Ryzen 4650G memory scaling in FF14

The game runs fine with 8GB of RAM - but that's for a clean Windows install with only the game running. Single channel RAM is hit super hard by the Final Fantasy Endwalker benchmark. It seems like the game needs a lot of bandwidth. Desktop APUs can use quite fast RAM so if you have such PC you could get few more FPS with a good DDR4 RAM kit.

On laptops DDR4 DIMMs follow only JEDEC specs so we get up to 3200CL22. There are some differences between kits (x8 or slower x16 timings) but you can't push it as on desktop. It's worth noting that few Ryzen and quite a lot of Intel Tiger Lake laptops will use LPDDR4X-4266MT/s RAM that will be soldered on the laptop motherboard (so no upgrades). This RAM performs better and allows Tiger Lake iGPU to perform noticeably better as well.

In 2022 we will start seeing laptops with DDR5 memory which will be faster than DDR4 (and also LPDDR5) which could give a performance boost in future iGPU laptops.

FPS versus playable experience

30 FPS is regarded as the minimum for acceptable gaming experience. Average/current framerate doesn't paint the whole picture and can be misleading when comparing experiences between players. To have a good experience even at low framerate you want that framerate to be consistent. If each frame is rendered in 1/30 of a second then you will get 30 frames per second.
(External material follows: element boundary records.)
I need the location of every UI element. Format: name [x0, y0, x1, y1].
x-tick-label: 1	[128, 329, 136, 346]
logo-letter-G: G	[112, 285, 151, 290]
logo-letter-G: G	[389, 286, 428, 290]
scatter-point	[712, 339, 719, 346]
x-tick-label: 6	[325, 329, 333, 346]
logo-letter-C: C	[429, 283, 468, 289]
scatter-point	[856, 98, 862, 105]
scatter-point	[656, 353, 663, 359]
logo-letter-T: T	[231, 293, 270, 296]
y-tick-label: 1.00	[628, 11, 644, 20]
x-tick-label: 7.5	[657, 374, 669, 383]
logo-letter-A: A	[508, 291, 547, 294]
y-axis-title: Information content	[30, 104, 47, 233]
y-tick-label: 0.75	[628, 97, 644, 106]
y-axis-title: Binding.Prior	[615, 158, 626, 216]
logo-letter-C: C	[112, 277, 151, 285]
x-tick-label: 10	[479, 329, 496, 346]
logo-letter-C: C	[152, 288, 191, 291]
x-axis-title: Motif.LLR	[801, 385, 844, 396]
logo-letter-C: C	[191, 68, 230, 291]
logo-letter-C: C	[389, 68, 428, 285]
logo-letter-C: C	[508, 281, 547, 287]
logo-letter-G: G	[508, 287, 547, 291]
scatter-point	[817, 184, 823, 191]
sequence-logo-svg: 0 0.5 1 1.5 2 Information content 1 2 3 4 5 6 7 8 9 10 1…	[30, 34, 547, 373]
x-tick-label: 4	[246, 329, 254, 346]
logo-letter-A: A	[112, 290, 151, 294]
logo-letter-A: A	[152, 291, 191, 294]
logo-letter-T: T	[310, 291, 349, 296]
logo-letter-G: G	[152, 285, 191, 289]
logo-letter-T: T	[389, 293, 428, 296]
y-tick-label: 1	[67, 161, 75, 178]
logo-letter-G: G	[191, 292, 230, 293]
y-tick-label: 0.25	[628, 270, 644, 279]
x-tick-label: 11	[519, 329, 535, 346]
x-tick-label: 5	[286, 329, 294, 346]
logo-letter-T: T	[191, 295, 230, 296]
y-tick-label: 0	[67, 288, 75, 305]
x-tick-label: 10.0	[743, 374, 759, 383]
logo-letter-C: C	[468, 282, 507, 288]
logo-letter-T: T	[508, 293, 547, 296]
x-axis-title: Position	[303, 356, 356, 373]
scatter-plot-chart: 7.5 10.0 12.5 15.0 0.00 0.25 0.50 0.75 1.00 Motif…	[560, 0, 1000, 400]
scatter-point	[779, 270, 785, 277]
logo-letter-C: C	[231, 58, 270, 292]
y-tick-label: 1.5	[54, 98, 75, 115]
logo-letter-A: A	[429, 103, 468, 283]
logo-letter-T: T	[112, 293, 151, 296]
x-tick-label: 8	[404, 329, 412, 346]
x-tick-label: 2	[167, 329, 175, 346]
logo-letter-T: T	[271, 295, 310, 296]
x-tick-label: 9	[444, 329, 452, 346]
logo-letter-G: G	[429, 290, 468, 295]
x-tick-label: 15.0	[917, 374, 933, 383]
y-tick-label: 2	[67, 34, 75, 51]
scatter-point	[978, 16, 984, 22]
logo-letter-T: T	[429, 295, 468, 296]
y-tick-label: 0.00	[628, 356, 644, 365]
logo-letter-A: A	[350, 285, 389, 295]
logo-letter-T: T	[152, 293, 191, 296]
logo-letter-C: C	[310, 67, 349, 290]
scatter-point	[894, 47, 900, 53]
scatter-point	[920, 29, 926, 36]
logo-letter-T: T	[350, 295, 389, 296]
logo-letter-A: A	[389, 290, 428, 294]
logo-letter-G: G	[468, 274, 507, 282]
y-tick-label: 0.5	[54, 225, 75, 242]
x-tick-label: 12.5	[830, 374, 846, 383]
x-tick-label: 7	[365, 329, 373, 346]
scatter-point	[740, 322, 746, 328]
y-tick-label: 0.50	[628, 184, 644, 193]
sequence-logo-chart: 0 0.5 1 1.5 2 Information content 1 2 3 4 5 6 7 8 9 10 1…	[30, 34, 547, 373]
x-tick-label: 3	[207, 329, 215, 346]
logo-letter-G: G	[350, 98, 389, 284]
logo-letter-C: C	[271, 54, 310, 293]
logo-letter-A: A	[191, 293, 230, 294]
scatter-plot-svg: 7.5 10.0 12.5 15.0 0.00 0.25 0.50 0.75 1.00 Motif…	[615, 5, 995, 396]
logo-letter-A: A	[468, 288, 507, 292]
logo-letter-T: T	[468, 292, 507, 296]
But if every n-th frame takes way longer you will instantly notice it in game as stutter - like if the game paused for a moment.

To showcase frametime consistency benchmarks publish frametime charts or pick 1%/0.1% of slowest frames from benchmark run and showcase them as FPS. You want a frametime chart that is quite even without drops and you want 1%/0.1% FPS to be close to average FPS.

Here are some short frametime charts made on 4650G in the game:

Crystarium frametimes chart
Crystarium frametimes chart
Limsa Lominsa frametimes chart
Limsa Lominsa frametimes chart
Shiva freeze part - frametimes chart
Shiva freeze part - frametimes chart
Ifrit frametimes during mechanics
Ifrit frametimes during mechanics on Ryzen 4800U

Crystarium is quite smooth (not many people etc) while in Limsa you can see more aggressive changes to the frametimes due to lots of people around. Some frames shoot up which then could be perceived as stutter (and going through so many players isn't fast/smooth on this system).

Shiva and Ifrit perform better as the instance is smaller and you never get a lot of people there. This is most important as you want to see and react to encounter mechanics quickly. I've tested the Lenovo IdeaPad 5 14ARE05 laptop and even when average FPS was 25-30 it was still responsive and allowing doing the mechanics, even when a lot of particle effects shows up.